Les coiffeurs s’attachent généralement à vendre une image toute faite par le biais des collections et des tendances de la mode. Hélas, en suivant ces pratiques à l’excès, nous participerons à l’uniformisation esthétique des personnes, alors que la personnalisation est synonyme de diversité.

D’un autre côté, il est impossible de donner des normes concrètes sur les mesures, les volumes et les techniques à employer pour concevoir une coiffure en harmonie avec le style d’un client ou d’une cliente, néanmoins nous pouvons apporter à chaque coiffure plusieurs niveaux de délicatesse et de pondération.

D’une manière plus générale, le styliste est un professionnel chargé d’élaborer une image adaptée aux besoins de sa clientèle, d’une séance photographique, d’une mise en scène théâtrale ou cinématographique ou d’une collection saisonnière. Ses travaux s’organisent à partir de l’image globale d’une personne. Il tient compte de la coiffure, de l’habillement, des couleurs à porter et à éviter, du maquillage et quelquefois des accessoires et des bijoux.

EN BREF

• La mode est directement liée à l’image externe des personnes.

• Les points marquants proposés par la mode et les tendances officielles sont :

–  La longueur des cheveux : longs, mi-longs, courts.

–  La répartition des volumes : symétriques ou asymétriques, peu ou très volumineux, lisses ou frisés, direction des

mouvements, etc.

–  La couleur : uniforme ou contrastée, claire ou foncée, naturelle ou sophistiquée.

• Le rôle du coiffeur, s’il accepte d’être un consultant, sera celui de catalyseur en donnant à sa clientèle une image transcendante de sa personne.

• La mode se distingue par les changements sociaux, les goûts et les désirs des personnes.

• Un produit devient à la mode à partir du moment où il est choisi par un grand nombre de consommateurs

pendant une période donnée.

• Le renouveau de la mode est né de la créativité de ceux qui la réalisent et de l’acceptation de ceux qui la portent.

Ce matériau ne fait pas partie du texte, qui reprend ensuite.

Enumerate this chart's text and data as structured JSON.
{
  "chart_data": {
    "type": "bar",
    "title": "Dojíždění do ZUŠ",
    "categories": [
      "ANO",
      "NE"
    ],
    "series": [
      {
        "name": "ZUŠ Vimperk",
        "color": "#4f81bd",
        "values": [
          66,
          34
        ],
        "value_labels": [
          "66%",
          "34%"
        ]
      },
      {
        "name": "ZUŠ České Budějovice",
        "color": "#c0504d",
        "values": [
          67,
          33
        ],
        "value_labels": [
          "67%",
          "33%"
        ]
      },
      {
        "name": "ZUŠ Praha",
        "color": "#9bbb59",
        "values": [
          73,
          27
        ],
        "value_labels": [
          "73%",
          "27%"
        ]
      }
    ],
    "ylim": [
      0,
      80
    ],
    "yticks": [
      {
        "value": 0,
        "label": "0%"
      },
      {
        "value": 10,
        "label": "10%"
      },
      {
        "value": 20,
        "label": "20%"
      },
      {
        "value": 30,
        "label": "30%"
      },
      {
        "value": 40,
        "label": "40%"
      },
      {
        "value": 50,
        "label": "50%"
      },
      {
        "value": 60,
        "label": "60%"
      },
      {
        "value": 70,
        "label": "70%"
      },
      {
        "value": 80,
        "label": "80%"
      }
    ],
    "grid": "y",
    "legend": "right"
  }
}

• Une image cohérente sera l’adéquation entre ce que la personne est et ce qu’elle souhaite transmettre.

• Pour qu’un style soit à la mode, il faut qu’il soit accepté populairement, c’est-à-dire qu’il soit en accord avec les valeurs du public auquel il est proposé.

• Les travaux du styliste s’organisent à partir de l’image globale d’une personne. Il tient compte de la coiffure, de l’habillement, des couleurs à porter et à éviter, du maquillage et quelquefois des accessoires et des bijoux.